Majority Leader of the Florida Senate
- In office November 18, 2014 – November 29, 2016
- Preceded by: Lizbeth Benacquisto
- Succeeded by: Wilton Simpson

Member of the Florida Senate
- In office November 6, 2012 – November 3, 2020
- Preceded by: Redistricted
- Succeeded by: Jim Boyd
- Constituency: 26th district (2012–2016) 21st district (2016–2020)

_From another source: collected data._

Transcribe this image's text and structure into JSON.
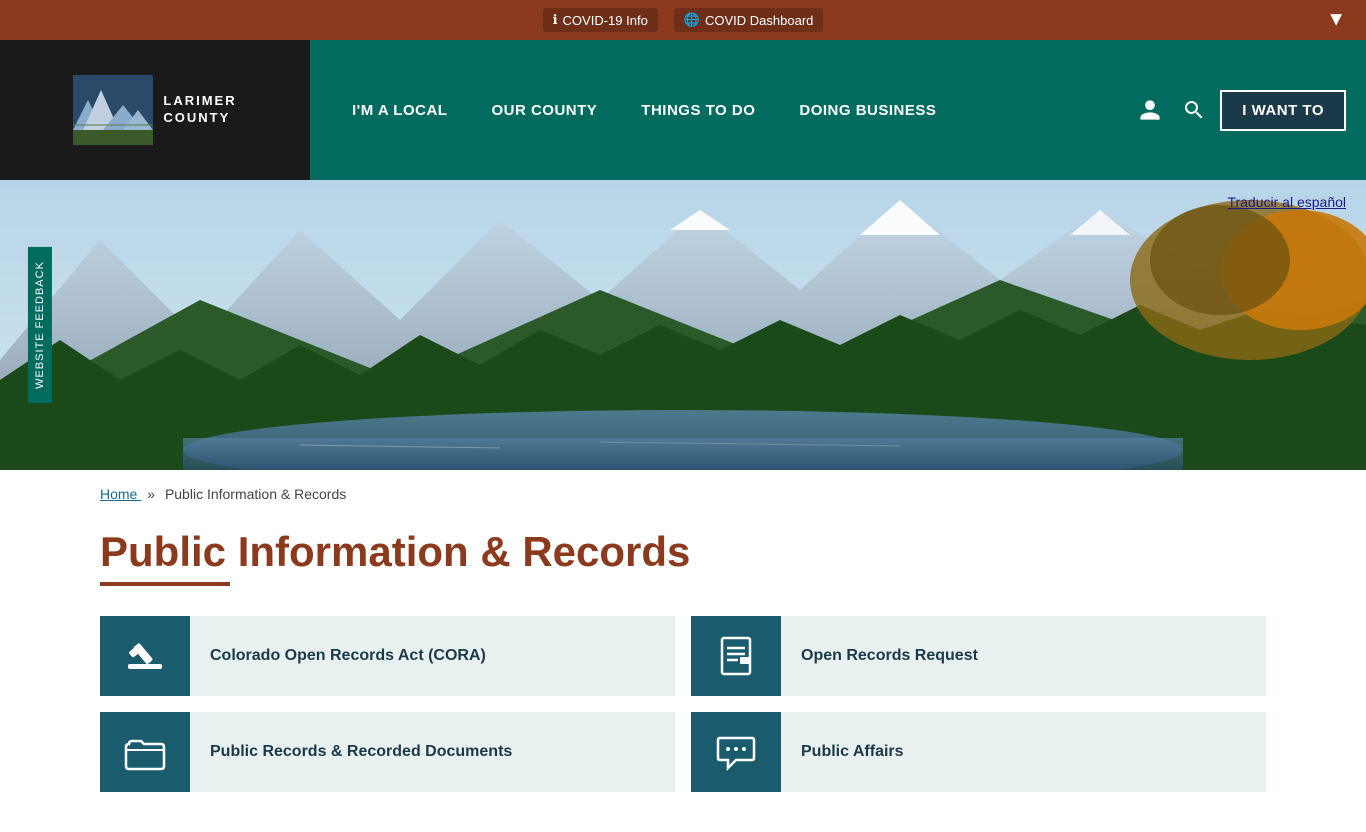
{
  "alert_bar": {
    "covid_info_label": "COVID-19 Info",
    "covid_dashboard_label": "COVID Dashboard"
  },
  "header": {
    "logo_line1": "LARIMER",
    "logo_line2": "COUNTY",
    "nav_items": [
      {
        "label": "I'M A LOCAL",
        "id": "im-a-local"
      },
      {
        "label": "OUR COUNTY",
        "id": "our-county"
      },
      {
        "label": "THINGS TO DO",
        "id": "things-to-do"
      },
      {
        "label": "DOING BUSINESS",
        "id": "doing-business"
      }
    ],
    "i_want_to_label": "I WANT TO"
  },
  "hero": {
    "translate_label": "Traducir al español",
    "feedback_label": "Website Feedback"
  },
  "breadcrumb": {
    "home_label": "Home",
    "separator": "»",
    "current": "Public Information & Records"
  },
  "page": {
    "title": "Public Information & Records",
    "cards": [
      {
        "id": "cora",
        "label": "Colorado Open Records Act (CORA)",
        "icon": "gavel"
      },
      {
        "id": "open-records-request",
        "label": "Open Records Request",
        "icon": "list-doc"
      },
      {
        "id": "public-records",
        "label": "Public Records & Recorded Documents",
        "icon": "folder"
      },
      {
        "id": "public-affairs",
        "label": "Public Affairs",
        "icon": "chat"
      }
    ]
  },
  "colors": {
    "header_bg": "#006B5E",
    "logo_bg": "#1a1a1a",
    "alert_bg": "#8B3A1E",
    "card_icon_bg": "#1a5c6e",
    "card_bg": "#e8f0f0",
    "title_color": "#8B3A1E"
  }
}
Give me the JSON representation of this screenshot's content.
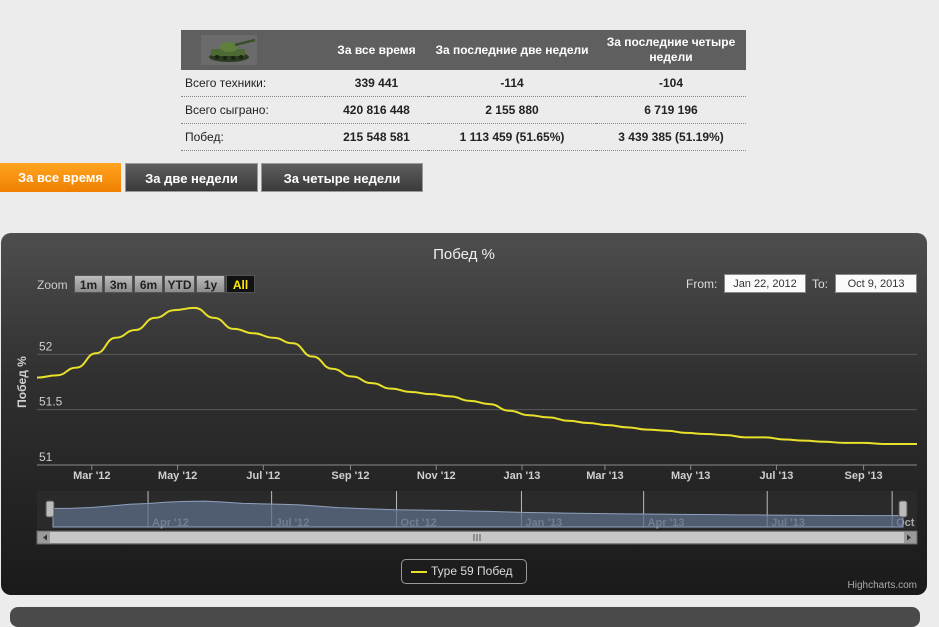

Member of the Florida House of Representatives from the 68th district
- In office November 5, 2002 – November 2, 2010
- Preceded by: Mark Flanagan
- Succeeded by: Jim Boyd

Personal details
- Born: William Saint Galvano April 16, 1966 (age 60) Liberty, New York, U.S.
- Party: Republican
- Spouse: Julie Forrester
- Children: 3
- Education: Manatee Community College (AA) University of Florida (BA) University of Miami (JD)

= Bill Galvano =

American politician

William Saint Galvano (born April 16, 1966) is an American Republican politician from Florida. He represented Manatee County and part of Hillsborough County in the Florida Senate from 2012 to 2020 and in the Florida House of Representatives from 2002 to 2010. He served as President of the Senate in his last two years in office.

==History==
Galvano was born in Liberty, New York, and moved to the state of Florida in 1969, where he was a student at Sebring High School. He then attended Manatee Community College, where he received his associate degree in 1986, and then the University of Florida, graduated with his bachelor's degree in political science in 1989. Following graduation, Galvano attended the University of Miami School of Law, and was awarded his Juris Doctor in 1992. After working in private practice for several years as an associate attorney, he became a partner at Grimes Hawkins Gladfelter & Galvano, a law firm in Bradenton.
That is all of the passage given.